The flow creates the user's account in Entra ID, then adds them to groups, gives them licences, creates planner tasks etc. The user's password is generated using a compose action in power automate To hide the password from the logs I have turned on Secure inputs on the compose action.
At the end of the flow, I want to send the user's password to an azure automation runbook, where it will be added to our password manager (Keeper) and shared with the appropriate manager.
In the runbook, I have the password parameter set up at the start of the script, which is where I will pass through the password from the compose action earlier. To keep the password secret in the runbook, I made the parameter type SecureString.

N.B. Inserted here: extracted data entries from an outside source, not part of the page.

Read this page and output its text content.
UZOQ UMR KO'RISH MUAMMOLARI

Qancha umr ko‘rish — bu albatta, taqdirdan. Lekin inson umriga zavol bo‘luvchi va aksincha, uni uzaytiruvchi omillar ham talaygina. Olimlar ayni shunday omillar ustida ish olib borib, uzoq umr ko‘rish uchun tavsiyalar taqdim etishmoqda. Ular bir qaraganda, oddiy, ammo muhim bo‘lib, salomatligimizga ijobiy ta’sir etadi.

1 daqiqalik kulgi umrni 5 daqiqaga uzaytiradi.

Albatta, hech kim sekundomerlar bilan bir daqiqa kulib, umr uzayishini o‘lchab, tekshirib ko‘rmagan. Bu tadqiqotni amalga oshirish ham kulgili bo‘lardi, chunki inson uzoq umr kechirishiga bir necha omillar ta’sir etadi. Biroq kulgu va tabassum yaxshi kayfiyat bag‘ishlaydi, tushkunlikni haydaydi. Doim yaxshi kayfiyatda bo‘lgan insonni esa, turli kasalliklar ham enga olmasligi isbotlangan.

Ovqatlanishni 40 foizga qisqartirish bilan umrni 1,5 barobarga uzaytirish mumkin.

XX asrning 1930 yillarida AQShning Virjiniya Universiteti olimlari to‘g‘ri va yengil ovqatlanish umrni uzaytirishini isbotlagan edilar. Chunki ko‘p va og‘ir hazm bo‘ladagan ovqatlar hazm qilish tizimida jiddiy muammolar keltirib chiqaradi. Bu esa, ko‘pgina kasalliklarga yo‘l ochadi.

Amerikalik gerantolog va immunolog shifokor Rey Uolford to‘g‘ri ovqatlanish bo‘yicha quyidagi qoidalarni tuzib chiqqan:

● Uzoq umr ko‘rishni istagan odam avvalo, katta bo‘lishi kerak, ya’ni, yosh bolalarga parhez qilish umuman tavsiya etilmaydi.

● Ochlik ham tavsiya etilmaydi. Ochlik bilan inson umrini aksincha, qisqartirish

These are the parameters at the start of the runbook:
Param (
[string] $DisplayName = "",
[string] $UPN = "",
[SecureString] $UserPassword = "",
[string] $Manager = ""
)
However it appears the the SecureString of the runbook is not compatible with the Secure input of the power automate flow. I receive the error message when the runbook runs:
Cannot process argument transformation on parameter 'UserPassword'. Cannot convert the "Pa55w0rd!" value of type "System.String" to type "System.Security.SecureString".
Is there a simple way to pass a secured password from Power Automate into a secure string in Azure Automation? Maybe convert it into a different encrypted variable in the flow, and then decrypt it in the runbook or something like that?
I have looked online, and I see one solution posted a lot where the password is saved to an Azure Key Vault in the flow, and then retrieved from the runbook. However, that doesn't work for me because to access a key vault from the runbook, the runbook needs to be run as a hybrid runbook worker (or the key vault firewall needs to be left open). I don't really have anywhere to run a hybrid runbook worker (and spinning up a VM purely for that purpose seems expensive), and it also seems far more complicated and overkill than just putting the password as a parameter in the Azure Automation action to pass it straight through to the runbook.
Any suggestions would be much appreciated.